Pricing And Distribution

OpenRouter lists MiniMax M3 at $0.30/M input and $1.20/M output during the 50% launch promo, with standard pricing at $0.60/M input and $2.40/M output. Weights are on Hugging Face under the MIT license — no $20M revenue clause, no community-license restrictions, no API-only carveout.

Opus 4.7 is roughly $5/M input and $25/M output. M3 at launch promo is 16x cheaper on input and 20x cheaper on output than Opus 4.7, and within 2 points on SWE-Bench Pro. Open weights at 1/20th the cost, frontier coding, 1M context, multimodal, deployable in your own infrastructure.

What To Do With It Today

If you build production agents: download the M3 weights from Hugging Face, deploy on a single H100, and benchmark against your current closed-frontier model on your real harness. The 1M context lets you stop chunking long sessions. MSA lets you run the same load at a fraction of the GPU cost. The Claw-Eval leadership makes M3 worth testing for computer-use workflows in particular. If you are on the closed frontier: evaluate M3 for the 60-70% of your traffic that is routine agent execution, and reserve the closed budget for the 10% that requires Opus 4.8-class intelligence. The MIT license removes the procurement objection. The benchmark gap is narrow. The cost gap is enormous. If you are on a smaller open-weights model: test M3 against your current model on coding and long-context specifically. M3 is going to be the new default for the agent workloads most teams are running.

The Take

MiniMax M3 is the most consequential LLM release of the past seven days because it is the first open-weight release that genuinely changes the production math. The MSA architecture is the right primitive for the next two years of long-context agent work, and MiniMax just handed it to the open community on a permissive license.

The closed frontier is still ahead on raw intelligence. Kimi K2.6 is still ahead on absolute open-weights score. But the gap on coding closed to a couple of points, the gap on cost blew open by 20x, and the gap on license just disappeared. The "open weights cannot compete with closed" argument just lost its strongest data point.

— Mr. Technology

Release date: June 1, 2026. Architecture: MSA (MiniMax Sparse Attention), 1M-token context, native multimodal (text, image, video, computer use), 100T training tokens, mixed-modality from Step 0. Benchmarks: SWE-Bench Pro 59.0%, Terminal-Bench 2.1 66.0%, SWE-fficiency 34.8%, KernelBench Hard 28.8%, MCP Atlas 74.2%, OmniDocBench above Gemini 3.1 Pro, SVG-Bench above Opus 4.7, Claw-Eval highest in field.

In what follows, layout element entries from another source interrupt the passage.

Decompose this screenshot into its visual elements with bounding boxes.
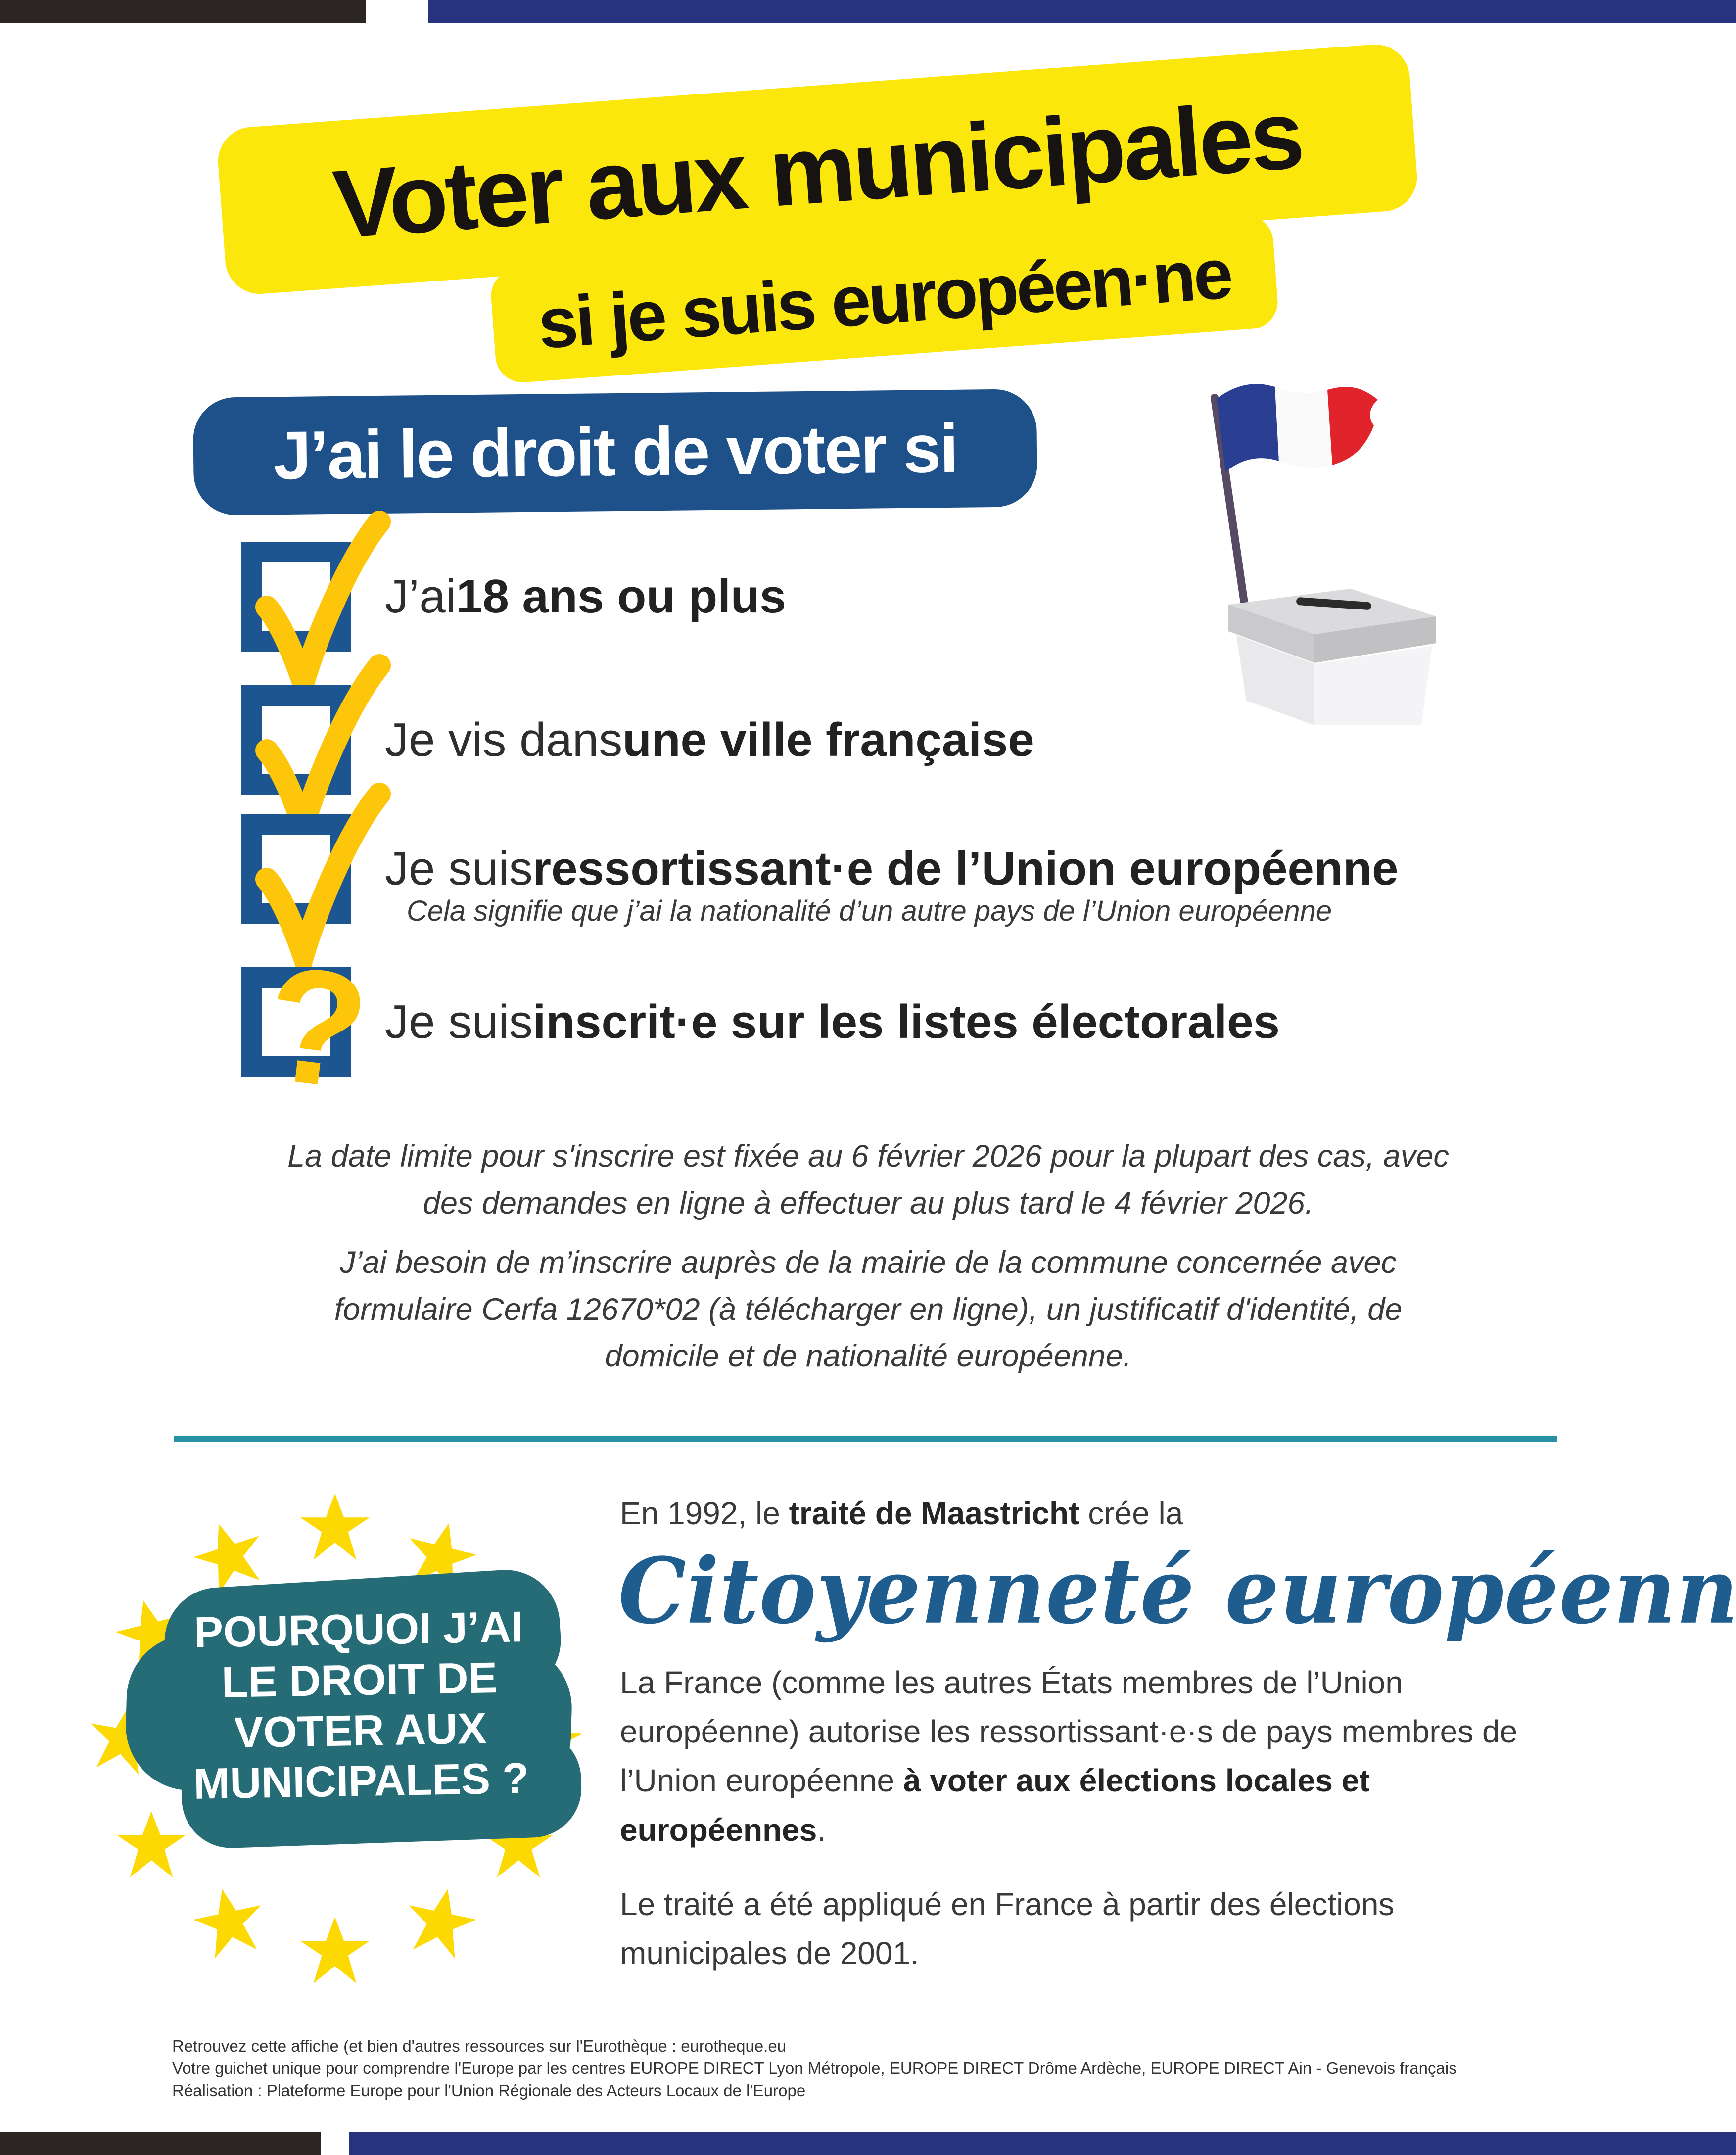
why-bubble: POURQUOI J’AI LE DROIT DE VOTER AUX MUNI… <box>124 1566 596 1860</box>
checkbox-icon <box>241 783 391 992</box>
item-bold: inscrit·e sur les listes électorales <box>532 995 1280 1048</box>
footer: Retrouvez cette affiche (et bien d'autre… <box>172 2035 1457 2102</box>
why-bubble-line: MUNICIPALES ? <box>193 1753 529 1809</box>
footer-line: Retrouvez cette affiche (et bien d'autre… <box>172 2037 787 2055</box>
checklist-item-registered: Je suis inscrit·e sur les listes élector… <box>385 967 1280 1077</box>
eu-star-icon <box>300 1494 370 1560</box>
checkbox-icon <box>241 654 391 863</box>
ballot-box-lid-top <box>1228 589 1436 634</box>
ballot-slot <box>1296 597 1371 610</box>
footer-line: Votre guichet unique pour comprendre l'E… <box>172 2059 1457 2077</box>
checkbox-icon <box>241 511 391 720</box>
why-bubble-line: POURQUOI J’AI <box>193 1602 524 1657</box>
footer-line: Réalisation : Plateforme Europe pour l'U… <box>172 2081 806 2100</box>
flag-pole <box>1211 394 1249 613</box>
item-prefix: Je suis <box>385 995 533 1048</box>
maastricht-intro: En 1992, le traité de Maastricht crée la <box>620 1496 1183 1531</box>
bottom-bar-black <box>0 2132 321 2155</box>
citizenship-paragraph: La France (comme les autres États membre… <box>620 1665 1518 1848</box>
ballot-box-body-front <box>1314 646 1432 725</box>
item-bold: ressortissant·e de l’Union européenne <box>532 842 1399 895</box>
eu-star-icon <box>300 1917 370 1983</box>
treaty-paragraph: Le traité a été appliqué en France à par… <box>620 1886 1395 1971</box>
rights-banner: J’ai le droit de voter si <box>192 389 1038 515</box>
ballot-box-lid-right <box>1314 616 1436 663</box>
ballot-box-illustration <box>1211 384 1436 725</box>
title-bubble: Voter aux municipales si je suis europée… <box>215 42 1447 384</box>
top-bar-black <box>0 0 366 23</box>
item-prefix: Je suis <box>385 842 533 895</box>
ballot-box-body-left <box>1236 635 1314 725</box>
eu-star-icon <box>188 1882 270 1961</box>
script-title: Citoyenneté européenne <box>618 1538 1736 1644</box>
check-icon <box>255 783 391 992</box>
check-icon <box>255 511 391 720</box>
why-bubble-line: LE DROIT DE <box>221 1653 498 1707</box>
checklist-item-city: Je vis dans une ville française <box>385 685 1034 795</box>
deadline-note: La date limite pour s'inscrire est fixée… <box>287 1139 1449 1220</box>
registration-note: J’ai besoin de m’inscrire auprès de la m… <box>334 1245 1403 1373</box>
item-bold: une ville française <box>622 713 1034 766</box>
item-note: Cela signifie que j’ai la nationalité d’… <box>407 895 1332 927</box>
rights-banner-label: J’ai le droit de voter si <box>273 410 958 494</box>
why-bubble-line: VOTER AUX <box>234 1703 487 1757</box>
french-flag-icon <box>1217 384 1378 472</box>
section-divider <box>174 1436 1557 1442</box>
why-bubble-text: POURQUOI J’AI LE DROIT DE VOTER AUX MUNI… <box>125 1600 596 1811</box>
check-icon <box>255 654 391 863</box>
top-bar-blue <box>428 0 1736 23</box>
item-prefix: J’ai <box>385 570 457 623</box>
question-icon: ? <box>256 931 377 1124</box>
eu-star-icon <box>400 1882 482 1961</box>
checkbox-icon: ? <box>241 931 377 1124</box>
item-bold: 18 ans ou plus <box>456 570 786 623</box>
checklist-item-age: J’ai 18 ans ou plus <box>385 542 786 652</box>
checklist-item-eu-national: Je suis ressortissant·e de l’Union europ… <box>385 814 1399 924</box>
ballot-box-lid-left <box>1228 605 1314 663</box>
item-prefix: Je vis dans <box>385 713 623 766</box>
bottom-bar-blue <box>349 2132 1736 2155</box>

Performance: 4x faster than Flash-Sparse-Attention/flash-moba, 1/20 per-token compute vs previous gen, 9x prefilling and 15x decoding speedup at 1M context, runs on a single H100. Pricing: $0.30/M input and $1.20/M output on OpenRouter launch promo (50% off), $0.60/$2.40 standard. License: MIT. Day-0 access: Hugging Face weights, MiniMax API, MiniMax Code, Token Plan, OpenRouter. Sources: MiniMax M3 release blog, OpenRouter pricing, The Decoder coverage.